Yesterday, me and boyfriend had our first arguement of sorts. Last Friday I showed him the idea for a possible wedding that I told you about here. To me, he didn't seem as excited as I would have expected. I sort of let it go. Yesterday I asked him what he visioned for that day, and he said anything from a church wedding to a gathering at a courthouse. I took that as he wanted guests there. Which would match up with his lack of excitement. So, I said something about how he reacted last Friday. He said that he liked that idea, too. I felt like he was just trying to tell me what he thought I wanted to hear.
To make a long story short, we had a small arguement, about something stupid too. We didn't talk all day. We were talking yesterday evening, and everything seemed fine.
But I texted him when I was going to bed the usual "I'm heading to bed, sweet dreams, goodnight. I love you". His is usually the same or longer, but all I got was "goodnight, love you".
He always leaves me a voicemail to wake up to, and it didn't seem the same either this morning.
^^See, I always over analyze crap. And I need to stop....

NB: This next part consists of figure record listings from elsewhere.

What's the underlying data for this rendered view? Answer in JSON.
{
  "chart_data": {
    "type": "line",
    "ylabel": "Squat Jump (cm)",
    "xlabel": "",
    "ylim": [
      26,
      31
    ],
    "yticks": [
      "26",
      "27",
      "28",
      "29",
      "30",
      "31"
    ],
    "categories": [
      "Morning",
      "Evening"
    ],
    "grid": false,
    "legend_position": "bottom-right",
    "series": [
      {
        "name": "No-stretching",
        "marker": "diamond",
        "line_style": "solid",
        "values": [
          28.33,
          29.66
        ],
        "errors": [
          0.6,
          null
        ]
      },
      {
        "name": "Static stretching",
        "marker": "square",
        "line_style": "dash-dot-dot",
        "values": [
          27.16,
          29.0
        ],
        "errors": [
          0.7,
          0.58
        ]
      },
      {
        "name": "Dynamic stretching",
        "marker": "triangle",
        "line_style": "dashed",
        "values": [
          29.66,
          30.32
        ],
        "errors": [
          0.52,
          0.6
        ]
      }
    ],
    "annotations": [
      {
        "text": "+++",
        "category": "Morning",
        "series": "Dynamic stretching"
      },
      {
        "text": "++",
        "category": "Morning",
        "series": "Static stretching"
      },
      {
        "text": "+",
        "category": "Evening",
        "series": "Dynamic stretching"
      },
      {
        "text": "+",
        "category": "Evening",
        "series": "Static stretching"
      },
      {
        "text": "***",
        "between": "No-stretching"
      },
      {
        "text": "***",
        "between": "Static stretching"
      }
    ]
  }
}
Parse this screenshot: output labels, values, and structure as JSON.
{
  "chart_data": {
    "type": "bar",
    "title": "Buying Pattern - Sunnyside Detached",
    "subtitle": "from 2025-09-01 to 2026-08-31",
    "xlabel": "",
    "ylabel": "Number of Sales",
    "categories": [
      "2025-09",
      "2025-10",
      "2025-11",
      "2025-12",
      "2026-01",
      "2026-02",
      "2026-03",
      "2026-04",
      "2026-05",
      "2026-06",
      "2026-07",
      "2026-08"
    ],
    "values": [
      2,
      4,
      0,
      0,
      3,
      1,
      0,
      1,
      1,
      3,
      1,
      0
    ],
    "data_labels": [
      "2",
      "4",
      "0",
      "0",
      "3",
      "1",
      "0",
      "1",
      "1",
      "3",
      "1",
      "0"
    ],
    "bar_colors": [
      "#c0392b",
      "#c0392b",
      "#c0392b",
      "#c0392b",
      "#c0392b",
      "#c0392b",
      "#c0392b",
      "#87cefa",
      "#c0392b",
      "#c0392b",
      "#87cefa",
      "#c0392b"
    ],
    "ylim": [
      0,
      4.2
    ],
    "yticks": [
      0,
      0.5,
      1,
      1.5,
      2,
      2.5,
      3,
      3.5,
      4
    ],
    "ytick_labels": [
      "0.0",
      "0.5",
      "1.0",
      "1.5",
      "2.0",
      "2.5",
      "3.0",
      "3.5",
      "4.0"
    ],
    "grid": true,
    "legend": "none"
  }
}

In other news, we lost a puppy yesterday. She was the smallest, and was losing weight. There was nothing wrong with her that could be seen, but it had to be something internal. She was always cold, no matter what we did to warm her up, and she nursed, and we tube fed her for a day, but she still didn't make it. Nature can be cruel sometimes. But at least we have 8 healthy puppies and a healthy momma!
11.01.2011
New Family!
Macy, the Whippet, became a mom yesterday to 9 little ones, 5 girls and 4 boys.
10.21.2011
Happy Belated Birthday

This is Blake, aka, the Blakester. He turned 1 yesterday. He's been spending the last couple months in Michigan with is co-breeder/co-owner being shown. I miss him bunches. But I know he's in good hands!